Reputation: 35
I have a little code at the bottom of my program that is supposed to add a text header to the beginning of my text file. The data writes to the bottom of the file. I was reading in 'Learn Python The Hard Way' that .seek(0) would put the insertion point at the beginning, which is at the location of 0 bytes. However, I must be implementing the function incorrectly.
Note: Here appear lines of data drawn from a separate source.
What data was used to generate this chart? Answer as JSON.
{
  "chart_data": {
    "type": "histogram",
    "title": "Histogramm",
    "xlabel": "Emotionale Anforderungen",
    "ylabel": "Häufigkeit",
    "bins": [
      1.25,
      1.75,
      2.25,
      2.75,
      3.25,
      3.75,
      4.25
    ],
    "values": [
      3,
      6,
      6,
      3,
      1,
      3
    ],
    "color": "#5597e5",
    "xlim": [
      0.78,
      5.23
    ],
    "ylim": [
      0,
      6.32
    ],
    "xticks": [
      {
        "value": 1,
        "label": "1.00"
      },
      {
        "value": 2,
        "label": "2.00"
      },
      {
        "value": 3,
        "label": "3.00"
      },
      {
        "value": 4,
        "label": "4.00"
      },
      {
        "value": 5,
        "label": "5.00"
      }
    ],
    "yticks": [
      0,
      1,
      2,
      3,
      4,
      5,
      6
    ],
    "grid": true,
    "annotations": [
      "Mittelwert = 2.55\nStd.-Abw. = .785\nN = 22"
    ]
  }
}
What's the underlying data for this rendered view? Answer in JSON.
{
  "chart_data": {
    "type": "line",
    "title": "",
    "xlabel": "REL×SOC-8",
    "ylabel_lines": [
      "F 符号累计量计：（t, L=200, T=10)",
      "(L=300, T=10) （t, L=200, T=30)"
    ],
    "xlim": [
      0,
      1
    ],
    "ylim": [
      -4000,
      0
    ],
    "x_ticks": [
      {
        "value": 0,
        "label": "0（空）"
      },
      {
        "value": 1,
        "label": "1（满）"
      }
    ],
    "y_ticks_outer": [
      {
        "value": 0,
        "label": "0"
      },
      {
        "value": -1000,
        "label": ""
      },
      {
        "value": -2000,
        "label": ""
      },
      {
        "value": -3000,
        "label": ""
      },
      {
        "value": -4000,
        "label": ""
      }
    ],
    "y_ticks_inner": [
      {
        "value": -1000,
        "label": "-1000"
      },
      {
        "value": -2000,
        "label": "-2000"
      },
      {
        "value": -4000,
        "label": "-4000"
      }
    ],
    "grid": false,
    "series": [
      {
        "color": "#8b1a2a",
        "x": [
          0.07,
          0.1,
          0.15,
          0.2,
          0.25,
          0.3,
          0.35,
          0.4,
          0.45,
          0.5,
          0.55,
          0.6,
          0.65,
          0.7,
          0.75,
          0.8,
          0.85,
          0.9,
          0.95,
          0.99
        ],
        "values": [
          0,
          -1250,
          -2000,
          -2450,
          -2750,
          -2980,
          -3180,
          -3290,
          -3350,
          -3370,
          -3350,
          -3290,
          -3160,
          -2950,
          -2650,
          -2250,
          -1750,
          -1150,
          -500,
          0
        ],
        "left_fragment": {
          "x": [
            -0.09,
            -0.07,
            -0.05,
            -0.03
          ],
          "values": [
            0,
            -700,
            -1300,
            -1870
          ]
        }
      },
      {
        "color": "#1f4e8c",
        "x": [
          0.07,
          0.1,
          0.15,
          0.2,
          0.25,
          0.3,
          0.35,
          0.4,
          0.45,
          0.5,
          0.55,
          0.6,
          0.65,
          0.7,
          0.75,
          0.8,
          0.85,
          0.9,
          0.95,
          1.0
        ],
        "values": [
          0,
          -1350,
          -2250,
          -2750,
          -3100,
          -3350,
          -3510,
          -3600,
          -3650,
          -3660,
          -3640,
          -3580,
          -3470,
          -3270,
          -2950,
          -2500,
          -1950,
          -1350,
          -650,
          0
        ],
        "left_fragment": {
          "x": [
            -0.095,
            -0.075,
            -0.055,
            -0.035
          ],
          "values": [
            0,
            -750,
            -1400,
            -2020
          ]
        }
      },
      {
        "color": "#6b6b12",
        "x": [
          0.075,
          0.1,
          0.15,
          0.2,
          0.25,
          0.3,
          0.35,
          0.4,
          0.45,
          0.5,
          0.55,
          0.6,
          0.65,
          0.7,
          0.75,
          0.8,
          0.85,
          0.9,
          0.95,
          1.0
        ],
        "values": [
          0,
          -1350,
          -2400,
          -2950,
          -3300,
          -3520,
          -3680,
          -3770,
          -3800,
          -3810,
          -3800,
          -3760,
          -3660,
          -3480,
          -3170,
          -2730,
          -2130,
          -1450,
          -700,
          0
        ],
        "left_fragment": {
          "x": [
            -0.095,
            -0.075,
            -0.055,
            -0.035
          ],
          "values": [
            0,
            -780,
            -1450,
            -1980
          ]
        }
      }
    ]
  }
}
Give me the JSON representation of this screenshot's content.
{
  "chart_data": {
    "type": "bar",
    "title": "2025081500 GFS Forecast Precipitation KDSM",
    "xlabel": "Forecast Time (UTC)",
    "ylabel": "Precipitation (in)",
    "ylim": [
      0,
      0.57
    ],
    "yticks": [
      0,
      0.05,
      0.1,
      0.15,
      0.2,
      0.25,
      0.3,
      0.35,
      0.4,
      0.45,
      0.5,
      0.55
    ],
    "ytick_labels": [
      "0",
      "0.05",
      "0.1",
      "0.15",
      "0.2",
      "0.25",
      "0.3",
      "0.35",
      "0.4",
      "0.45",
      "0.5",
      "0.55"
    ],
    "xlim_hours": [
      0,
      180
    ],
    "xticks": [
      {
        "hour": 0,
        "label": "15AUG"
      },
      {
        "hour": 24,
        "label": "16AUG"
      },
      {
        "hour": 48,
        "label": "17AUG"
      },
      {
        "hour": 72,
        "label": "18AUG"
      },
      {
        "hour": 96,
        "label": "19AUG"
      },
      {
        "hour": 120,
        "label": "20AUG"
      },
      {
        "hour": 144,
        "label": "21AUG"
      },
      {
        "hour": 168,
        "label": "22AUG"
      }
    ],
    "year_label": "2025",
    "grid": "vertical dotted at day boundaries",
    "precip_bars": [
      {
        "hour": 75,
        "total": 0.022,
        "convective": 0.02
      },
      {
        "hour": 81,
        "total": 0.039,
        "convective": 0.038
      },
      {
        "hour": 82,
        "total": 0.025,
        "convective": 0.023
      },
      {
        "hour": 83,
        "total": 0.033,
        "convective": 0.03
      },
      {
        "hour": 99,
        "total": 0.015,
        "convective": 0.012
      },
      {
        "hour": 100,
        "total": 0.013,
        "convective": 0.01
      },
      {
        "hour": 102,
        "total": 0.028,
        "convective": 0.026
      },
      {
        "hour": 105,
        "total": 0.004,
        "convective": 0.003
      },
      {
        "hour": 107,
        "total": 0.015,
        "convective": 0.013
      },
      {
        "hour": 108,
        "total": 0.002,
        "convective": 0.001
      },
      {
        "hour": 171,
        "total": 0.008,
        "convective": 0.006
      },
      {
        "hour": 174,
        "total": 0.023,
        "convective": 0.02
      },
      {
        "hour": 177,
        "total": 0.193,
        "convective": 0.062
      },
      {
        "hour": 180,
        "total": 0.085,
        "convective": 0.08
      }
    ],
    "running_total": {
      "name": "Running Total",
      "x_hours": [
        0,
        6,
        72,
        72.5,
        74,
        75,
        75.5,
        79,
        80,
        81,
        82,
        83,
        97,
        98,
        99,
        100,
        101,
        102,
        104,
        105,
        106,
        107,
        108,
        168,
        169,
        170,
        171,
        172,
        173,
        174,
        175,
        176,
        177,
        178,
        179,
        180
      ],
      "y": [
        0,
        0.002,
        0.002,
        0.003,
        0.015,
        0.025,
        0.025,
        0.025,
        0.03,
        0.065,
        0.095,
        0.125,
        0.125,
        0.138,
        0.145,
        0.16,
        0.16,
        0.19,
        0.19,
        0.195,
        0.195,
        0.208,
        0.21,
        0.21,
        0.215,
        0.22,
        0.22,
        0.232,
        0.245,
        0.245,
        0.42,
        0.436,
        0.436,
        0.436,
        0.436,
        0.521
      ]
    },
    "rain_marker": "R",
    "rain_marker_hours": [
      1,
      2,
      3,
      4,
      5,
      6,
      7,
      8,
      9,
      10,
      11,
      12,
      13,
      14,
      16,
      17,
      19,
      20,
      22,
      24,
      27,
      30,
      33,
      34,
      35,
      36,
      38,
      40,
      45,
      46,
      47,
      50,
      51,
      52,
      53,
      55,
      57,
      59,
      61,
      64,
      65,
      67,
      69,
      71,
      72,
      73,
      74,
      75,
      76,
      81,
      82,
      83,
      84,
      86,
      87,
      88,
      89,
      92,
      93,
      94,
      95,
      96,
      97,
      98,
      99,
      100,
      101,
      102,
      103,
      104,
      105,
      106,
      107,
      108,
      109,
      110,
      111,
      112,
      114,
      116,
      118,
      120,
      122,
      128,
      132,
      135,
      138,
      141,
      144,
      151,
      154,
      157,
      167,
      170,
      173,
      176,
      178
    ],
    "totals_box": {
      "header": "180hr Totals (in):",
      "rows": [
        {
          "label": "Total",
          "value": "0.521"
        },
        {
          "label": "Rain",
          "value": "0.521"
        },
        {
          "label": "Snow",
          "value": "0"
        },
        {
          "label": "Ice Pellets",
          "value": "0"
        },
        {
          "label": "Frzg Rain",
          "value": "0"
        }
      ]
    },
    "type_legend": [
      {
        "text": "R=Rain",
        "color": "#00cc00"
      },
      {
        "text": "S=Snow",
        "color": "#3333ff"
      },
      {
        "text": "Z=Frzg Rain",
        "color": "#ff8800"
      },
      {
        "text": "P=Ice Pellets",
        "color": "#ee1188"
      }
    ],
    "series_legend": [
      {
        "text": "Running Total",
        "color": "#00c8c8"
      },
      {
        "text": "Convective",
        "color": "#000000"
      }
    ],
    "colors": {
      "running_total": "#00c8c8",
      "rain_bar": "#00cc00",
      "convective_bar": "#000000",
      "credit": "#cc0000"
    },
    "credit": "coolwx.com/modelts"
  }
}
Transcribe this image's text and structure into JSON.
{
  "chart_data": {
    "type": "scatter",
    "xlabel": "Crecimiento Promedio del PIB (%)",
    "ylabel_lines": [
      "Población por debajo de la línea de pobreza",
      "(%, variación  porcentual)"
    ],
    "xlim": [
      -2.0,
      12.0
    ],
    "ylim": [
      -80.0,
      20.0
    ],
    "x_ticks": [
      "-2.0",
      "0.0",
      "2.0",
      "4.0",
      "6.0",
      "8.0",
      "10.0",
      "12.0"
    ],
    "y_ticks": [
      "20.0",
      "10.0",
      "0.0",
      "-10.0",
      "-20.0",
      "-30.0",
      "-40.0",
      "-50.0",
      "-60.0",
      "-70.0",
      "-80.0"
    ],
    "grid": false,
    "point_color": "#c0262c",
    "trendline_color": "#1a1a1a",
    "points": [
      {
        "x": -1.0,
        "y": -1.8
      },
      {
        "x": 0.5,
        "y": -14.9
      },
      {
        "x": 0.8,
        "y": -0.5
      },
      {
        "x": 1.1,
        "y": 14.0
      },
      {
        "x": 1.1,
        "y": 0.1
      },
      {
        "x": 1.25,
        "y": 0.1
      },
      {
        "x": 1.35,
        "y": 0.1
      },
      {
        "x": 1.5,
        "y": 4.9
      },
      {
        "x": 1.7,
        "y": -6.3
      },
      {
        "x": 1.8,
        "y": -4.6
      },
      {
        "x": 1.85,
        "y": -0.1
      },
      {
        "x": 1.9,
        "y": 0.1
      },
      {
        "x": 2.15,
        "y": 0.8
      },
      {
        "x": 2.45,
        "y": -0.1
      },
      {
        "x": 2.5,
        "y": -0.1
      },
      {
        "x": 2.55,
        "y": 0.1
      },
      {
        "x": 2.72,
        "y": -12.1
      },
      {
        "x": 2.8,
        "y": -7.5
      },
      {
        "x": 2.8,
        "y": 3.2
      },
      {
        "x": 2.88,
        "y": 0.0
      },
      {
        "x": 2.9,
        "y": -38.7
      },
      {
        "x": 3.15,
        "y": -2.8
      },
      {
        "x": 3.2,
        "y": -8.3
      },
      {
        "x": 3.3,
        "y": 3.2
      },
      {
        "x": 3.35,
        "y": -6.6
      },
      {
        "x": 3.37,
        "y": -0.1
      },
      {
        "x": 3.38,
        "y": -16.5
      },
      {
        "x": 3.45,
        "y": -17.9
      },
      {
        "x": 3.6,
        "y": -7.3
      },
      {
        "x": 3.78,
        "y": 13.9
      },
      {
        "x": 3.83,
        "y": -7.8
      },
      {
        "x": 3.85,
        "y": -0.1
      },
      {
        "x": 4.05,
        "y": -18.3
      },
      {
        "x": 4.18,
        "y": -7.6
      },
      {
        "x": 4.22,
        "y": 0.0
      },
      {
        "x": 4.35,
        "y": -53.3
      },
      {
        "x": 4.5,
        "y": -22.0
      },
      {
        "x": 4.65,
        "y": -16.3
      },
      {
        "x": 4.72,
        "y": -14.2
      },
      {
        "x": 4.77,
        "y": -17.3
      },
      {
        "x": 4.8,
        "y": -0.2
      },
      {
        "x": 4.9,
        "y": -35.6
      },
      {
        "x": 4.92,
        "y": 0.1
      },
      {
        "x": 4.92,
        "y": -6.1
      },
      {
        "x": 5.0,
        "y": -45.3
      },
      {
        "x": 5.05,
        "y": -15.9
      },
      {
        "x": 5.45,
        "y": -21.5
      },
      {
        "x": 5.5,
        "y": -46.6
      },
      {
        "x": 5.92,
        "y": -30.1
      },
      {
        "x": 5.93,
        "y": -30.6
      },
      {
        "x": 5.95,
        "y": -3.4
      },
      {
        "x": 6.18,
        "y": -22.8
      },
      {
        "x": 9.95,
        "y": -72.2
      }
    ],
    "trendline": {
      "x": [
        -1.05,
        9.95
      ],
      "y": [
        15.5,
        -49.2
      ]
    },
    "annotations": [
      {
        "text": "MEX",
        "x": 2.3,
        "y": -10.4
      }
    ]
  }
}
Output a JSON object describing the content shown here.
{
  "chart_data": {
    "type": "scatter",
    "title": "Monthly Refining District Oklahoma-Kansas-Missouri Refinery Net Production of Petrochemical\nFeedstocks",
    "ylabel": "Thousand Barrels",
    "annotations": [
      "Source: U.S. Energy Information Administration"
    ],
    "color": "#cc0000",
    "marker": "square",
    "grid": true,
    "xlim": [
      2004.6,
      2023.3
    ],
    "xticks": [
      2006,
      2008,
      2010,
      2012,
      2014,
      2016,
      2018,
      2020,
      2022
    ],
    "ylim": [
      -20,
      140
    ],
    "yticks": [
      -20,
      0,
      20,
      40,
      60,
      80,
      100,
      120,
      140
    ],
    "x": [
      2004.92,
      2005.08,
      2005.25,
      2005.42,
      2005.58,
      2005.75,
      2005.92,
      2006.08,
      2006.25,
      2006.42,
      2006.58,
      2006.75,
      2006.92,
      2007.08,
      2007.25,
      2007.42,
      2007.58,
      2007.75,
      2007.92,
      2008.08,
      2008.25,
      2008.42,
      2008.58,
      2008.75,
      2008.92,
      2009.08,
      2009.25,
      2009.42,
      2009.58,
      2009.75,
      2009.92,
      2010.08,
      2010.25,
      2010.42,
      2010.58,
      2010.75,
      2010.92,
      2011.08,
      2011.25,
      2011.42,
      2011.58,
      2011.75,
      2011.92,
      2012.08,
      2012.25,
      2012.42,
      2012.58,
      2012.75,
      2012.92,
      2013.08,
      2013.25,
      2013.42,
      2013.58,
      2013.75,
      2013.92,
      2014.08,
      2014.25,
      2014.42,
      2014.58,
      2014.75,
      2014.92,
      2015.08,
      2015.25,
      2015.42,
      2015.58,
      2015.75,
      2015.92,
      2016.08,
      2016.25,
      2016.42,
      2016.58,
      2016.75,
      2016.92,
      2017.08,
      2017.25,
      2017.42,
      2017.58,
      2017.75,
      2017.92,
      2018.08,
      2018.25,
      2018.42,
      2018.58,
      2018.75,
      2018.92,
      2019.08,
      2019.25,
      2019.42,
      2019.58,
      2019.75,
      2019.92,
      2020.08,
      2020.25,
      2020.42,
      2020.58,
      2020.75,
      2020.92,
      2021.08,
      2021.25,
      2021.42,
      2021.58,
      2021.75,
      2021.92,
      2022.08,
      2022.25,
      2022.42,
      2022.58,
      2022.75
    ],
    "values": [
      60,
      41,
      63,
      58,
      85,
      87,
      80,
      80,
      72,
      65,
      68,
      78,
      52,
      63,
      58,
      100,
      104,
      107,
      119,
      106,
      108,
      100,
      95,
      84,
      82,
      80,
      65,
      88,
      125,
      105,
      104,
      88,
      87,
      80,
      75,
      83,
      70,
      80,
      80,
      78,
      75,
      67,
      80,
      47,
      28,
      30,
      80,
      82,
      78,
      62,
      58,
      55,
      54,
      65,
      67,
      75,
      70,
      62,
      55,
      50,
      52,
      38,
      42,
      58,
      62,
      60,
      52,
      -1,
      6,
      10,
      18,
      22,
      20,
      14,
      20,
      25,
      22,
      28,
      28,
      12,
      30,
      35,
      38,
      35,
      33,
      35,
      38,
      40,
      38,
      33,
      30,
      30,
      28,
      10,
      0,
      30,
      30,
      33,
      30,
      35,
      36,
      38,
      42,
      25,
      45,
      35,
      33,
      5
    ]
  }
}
print 'Now, I will write a header to the original file to display copyright.'
append_copy = open(filename, "a+")
append_copy.seek(0)
append_copy.write("Copyright -- Ryan -- 2014\n")
append_copy.close()
print 'File closed and data written!'
Upvotes: 1
Views: 4500
Reputation: 75555
The other answer was absolutely correct that this cannot be done directly, but you do not need to create a temporary file to do what you want.
You can clobber files with Python, if you open them with the flag w
, so you do not need to create a temporary file, assuming your original file was small enough to hold in memory.
filename = "Foo.txt";
print 'Now, I will write a header to the original file to display copyright.'
append_copy = open(filename, "r")
original_text = append_copy.read()
append_copy.close()
append_copy = open(filename, "w")
append_copy.write("Copyright -- Ryan -- 2014\n")
append_copy.write(original_text)
append_copy.close()
print 'File closed and data written!'
The clobbering is documented here.
'w' for only writing (an existing file with the same name will be erased)
Upvotes: 2
Reputation: 798566
What you're doing won't work, but what you want can't be done.
Opening a file in append mode means that writes are always appended at the end of the file. That's what "append" means, so that should not entirely be a surprise.
But no filesystem allows inserting bytes at an arbitrary point regardless. You will need to create a new file, write the desired bytes to it, copy the contents of the old file, delete or rename the old file, and then rename the new file.